Management - Damage Control

  • Goal: Control hypertension, edema, and hypervolemia to prevent immediate complications (e.g., hypertensive encephalopathy, pulmonary edema).
  • Core Interventions:
    • Salt & Water Restriction: Foundational first step.
    • Loop Diuretics: Furosemide is first-line for managing volume overload and hypertension.
    • Vasodilators: Add if blood pressure remains uncontrolled (e.g., CCBs, hydralazine).
  • Severe/Refractory Cases:
    • Dialysis for unresponsive fluid overload, severe hyperkalemia, or uremic symptoms.

⭐ In rapidly progressive glomerulonephritis (RPGN), treatment is urgent: initiate high-dose pulse corticosteroids (e.g., methylprednisolone) ± cyclophosphamide or rituximab.
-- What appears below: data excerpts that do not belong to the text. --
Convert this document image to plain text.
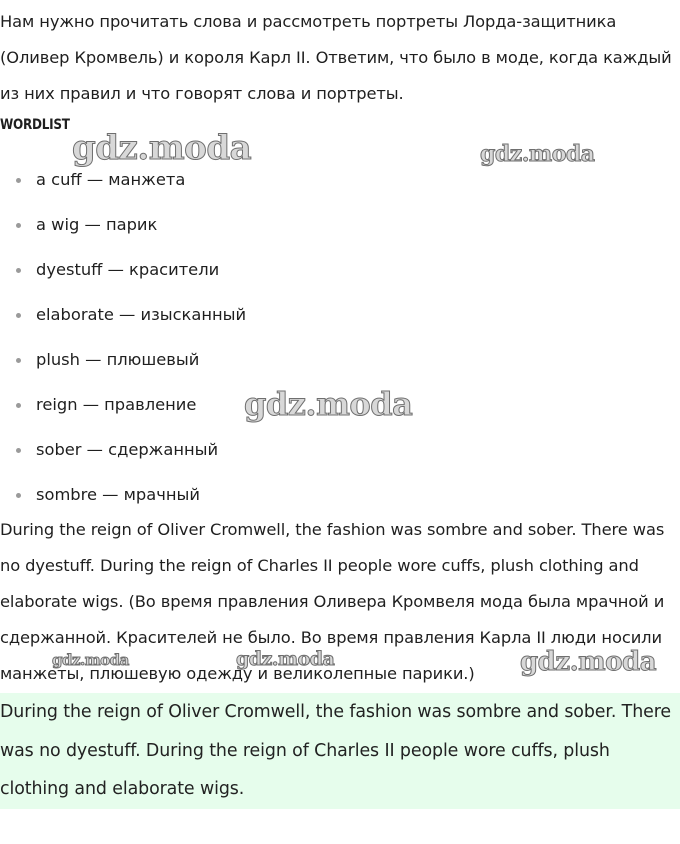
Нам нужно прочитать слова и рассмотреть портреты Лорда-защитника (Оливер Кромвель) и короля Карл II. Ответим, что было в моде, когда каждый из них правил и что говорят слова и портреты.

WORDLIST
a cuff — манжета
a wig — парик
dyestuff — красители
elaborate — изысканный
plush — плюшевый
reign — правление
sober — сдержанный
sombre — мрачный

During the reign of Oliver Cromwell, the fashion was sombre and sober. There was no dyestuff. During the reign of Charles II people wore cuffs, plush clothing and elaborate wigs. (Во время правления Оливера Кромвеля мода была мрачной и сдержанной. Красителей не было. Во время правления Карла II люди носили манжеты, плюшевую одежду и великолепные парики.)

During the reign of Oliver Cromwell, the fashion was sombre and sober. There was no dyestuff. During the reign of Charles II people wore cuffs, plush clothing and elaborate wigs.

gdz.moda	gdz.moda
gdz.moda
gdz.moda	gdz.moda	gdz.moda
Sites of action of diuretics in the nephron

High-Yield Points - ⚡ Biggest Takeaways

  • Nephritic syndrome is an inflammatory process causing hematuria (RBC casts), oliguria, azotemia, and hypertension.
  • Post-streptococcal glomerulonephritis (PSGN) is the classic prototype, typically affecting children 1-3 weeks after a GAS infection.
  • Key labs show low C3 levels and elevated anti-streptolysin O (ASO) or anti-DNase B titers.
  • Biopsy in PSGN reveals "lumpy-bumpy" granular immunofluorescence and characteristic subepithelial humps on electron microscopy.
  • Management is primarily supportive.